The great gate jerked slowly upwards, step by step. The sound of slow, clunking gears echoed out towards the Stormguard gates. The aurc stood, clad in sleeveless furs , a rucksack upon his back, and an axe in one hand, an envelope in the other.
He took a deep breath, and watched as the slow rise of the gate finally halted. A dark tunnel loomed before, hewn into the rock of the mountain.
Hork ambled over, hunched and leaning on his cane. “Well, son, ye’ve earned it. The Gate is yours.”
Matuk sighed. “I wish my friend was here to see it.”
Hork furrowed his brow. “Aye. It’s a shame, but I think it meant a lot to him. I see why he left.”
“I still do not understand,” Matuk said, “the Old Ways state only one may go, so that Stormguard does not lose too much when the gate is opened. But you have already lost him. Why should he and I not go together?”
Hork scratched an eyebrow, considering his response. “Aye, well, up until now lad, there’s not really been anyone else. Only people that cared about the mountain were us. This is how it’s always been done.”
Matuk nodded. He still did not understand, but there was little point in debating it now. “And if I do not return, but he does, will he be granted his passage?”

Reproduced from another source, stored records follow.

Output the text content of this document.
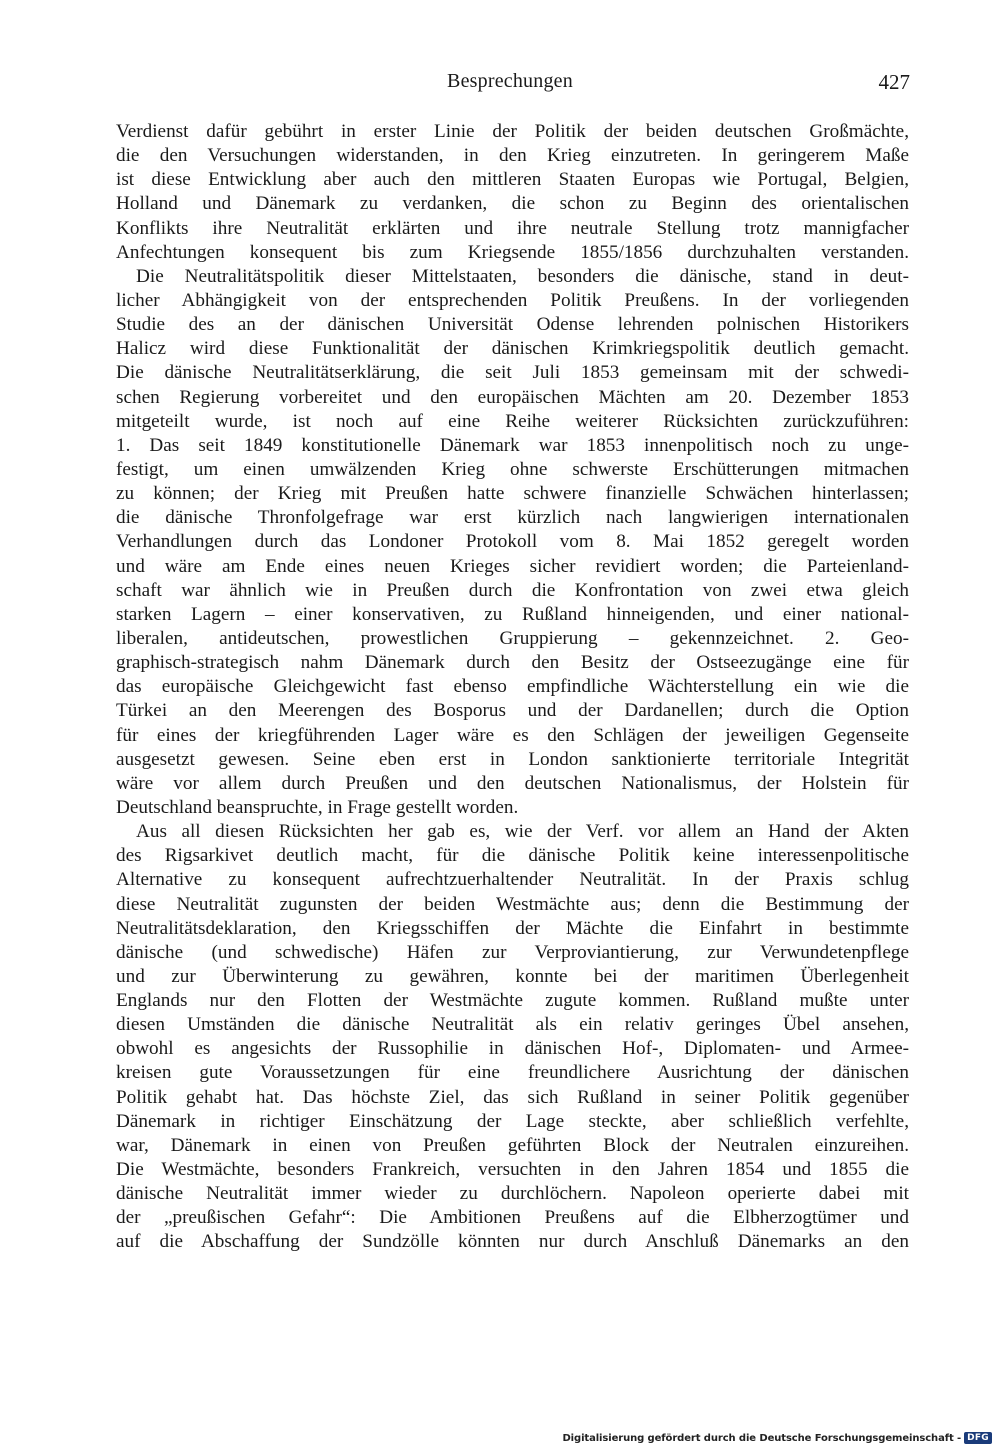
Besprechungen	427
Verdienst dafür gebührt in erster Linie der Politik der beiden deutschen Großmächte,
die den Versuchungen widerstanden, in den Krieg einzutreten. In geringerem Maße
ist diese Entwicklung aber auch den mittleren Staaten Europas wie Portugal, Belgien,
Holland und Dänemark zu verdanken, die schon zu Beginn des orientalischen
Konflikts ihre Neutralität erklärten und ihre neutrale Stellung trotz mannigfacher
Anfechtungen konsequent bis zum Kriegsende 1855/1856 durchzuhalten verstanden.
Die Neutralitätspolitik dieser Mittelstaaten, besonders die dänische, stand in deut-
licher Abhängigkeit von der entsprechenden Politik Preußens. In der vorliegenden
Studie des an der dänischen Universität Odense lehrenden polnischen Historikers
Halicz wird diese Funktionalität der dänischen Krimkriegspolitik deutlich gemacht.
Die dänische Neutralitätserklärung, die seit Juli 1853 gemeinsam mit der schwedi-
schen Regierung vorbereitet und den europäischen Mächten am 20. Dezember 1853
mitgeteilt wurde, ist noch auf eine Reihe weiterer Rücksichten zurückzuführen:
1. Das seit 1849 konstitutionelle Dänemark war 1853 innenpolitisch noch zu unge-
festigt, um einen umwälzenden Krieg ohne schwerste Erschütterungen mitmachen
zu können; der Krieg mit Preußen hatte schwere finanzielle Schwächen hinterlassen;
die dänische Thronfolgefrage war erst kürzlich nach langwierigen internationalen
Verhandlungen durch das Londoner Protokoll vom 8. Mai 1852 geregelt worden
und wäre am Ende eines neuen Krieges sicher revidiert worden; die Parteienland-
schaft war ähnlich wie in Preußen durch die Konfrontation von zwei etwa gleich
starken Lagern – einer konservativen, zu Rußland hinneigenden, und einer national-
liberalen, antideutschen, prowestlichen Gruppierung – gekennzeichnet. 2. Geo-
graphisch-strategisch nahm Dänemark durch den Besitz der Ostseezugänge eine für
das europäische Gleichgewicht fast ebenso empfindliche Wächterstellung ein wie die
Türkei an den Meerengen des Bosporus und der Dardanellen; durch die Option
für eines der kriegführenden Lager wäre es den Schlägen der jeweiligen Gegenseite
ausgesetzt gewesen. Seine eben erst in London sanktionierte territoriale Integrität
wäre vor allem durch Preußen und den deutschen Nationalismus, der Holstein für
Deutschland beanspruchte, in Frage gestellt worden.
Aus all diesen Rücksichten her gab es, wie der Verf. vor allem an Hand der Akten
des Rigsarkivet deutlich macht, für die dänische Politik keine interessenpolitische
Alternative zu konsequent aufrechtzuerhaltender Neutralität. In der Praxis schlug
diese Neutralität zugunsten der beiden Westmächte aus; denn die Bestimmung der
Neutralitätsdeklaration, den Kriegsschiffen der Mächte die Einfahrt in bestimmte
dänische (und schwedische) Häfen zur Verproviantierung, zur Verwundetenpflege
und zur Überwinterung zu gewähren, konnte bei der maritimen Überlegenheit
Englands nur den Flotten der Westmächte zugute kommen. Rußland mußte unter
diesen Umständen die dänische Neutralität als ein relativ geringes Übel ansehen,
obwohl es angesichts der Russophilie in dänischen Hof-, Diplomaten- und Armee-
kreisen gute Voraussetzungen für eine freundlichere Ausrichtung der dänischen
Politik gehabt hat. Das höchste Ziel, das sich Rußland in seiner Politik gegenüber
Dänemark in richtiger Einschätzung der Lage steckte, aber schließlich verfehlte,
war, Dänemark in einen von Preußen geführten Block der Neutralen einzureihen.
Die Westmächte, besonders Frankreich, versuchten in den Jahren 1854 und 1855 die
dänische Neutralität immer wieder zu durchlöchern. Napoleon operierte dabei mit
der „preußischen Gefahr“: Die Ambitionen Preußens auf die Elbherzogtümer und
auf die Abschaffung der Sundzölle könnten nur durch Anschluß Dänemarks an den
Digitalisierung gefördert durch die Deutsche Forschungsgemeinschaft - DFG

“Oh. Oh I don’t know, son. We’ll have to see.” Hork wasn’t used to people questioning him.
Matuk turned and held the envelope out to Hork. “If he returns, and I have not, please give this to him. We did not spend much time together, but he has been very important to me for a long time. Since before I met him. These are the things I would have liked to say.”
Looking up, Hork thought he could see glistening under the aurc’s eye. Perhaps it was just the sun.
“I…I did not expect to best him. I have spent years of my life training to do so, but…” He pressed the letter into Hork’s hand, letting the sentence trail off.
“Aye, son. I’ll make sure it gets te him,” the dwarf said, clapping him on the knee. He smiled. “Best of luck, son. We’re all rooting for ye.”
“Thank you, Hork. It has been an honour to know you.”
Matuk began to walk forward, slowly at first, but gradually striding with more purpose. He passed under the raised gate, and into the darkness beyond, and once again heard the slow, rhythmic clanks of the mechanism lowering the slab of stone and metal back down.
For the first time, Matuk was afraid. He wished he did not have to go alone.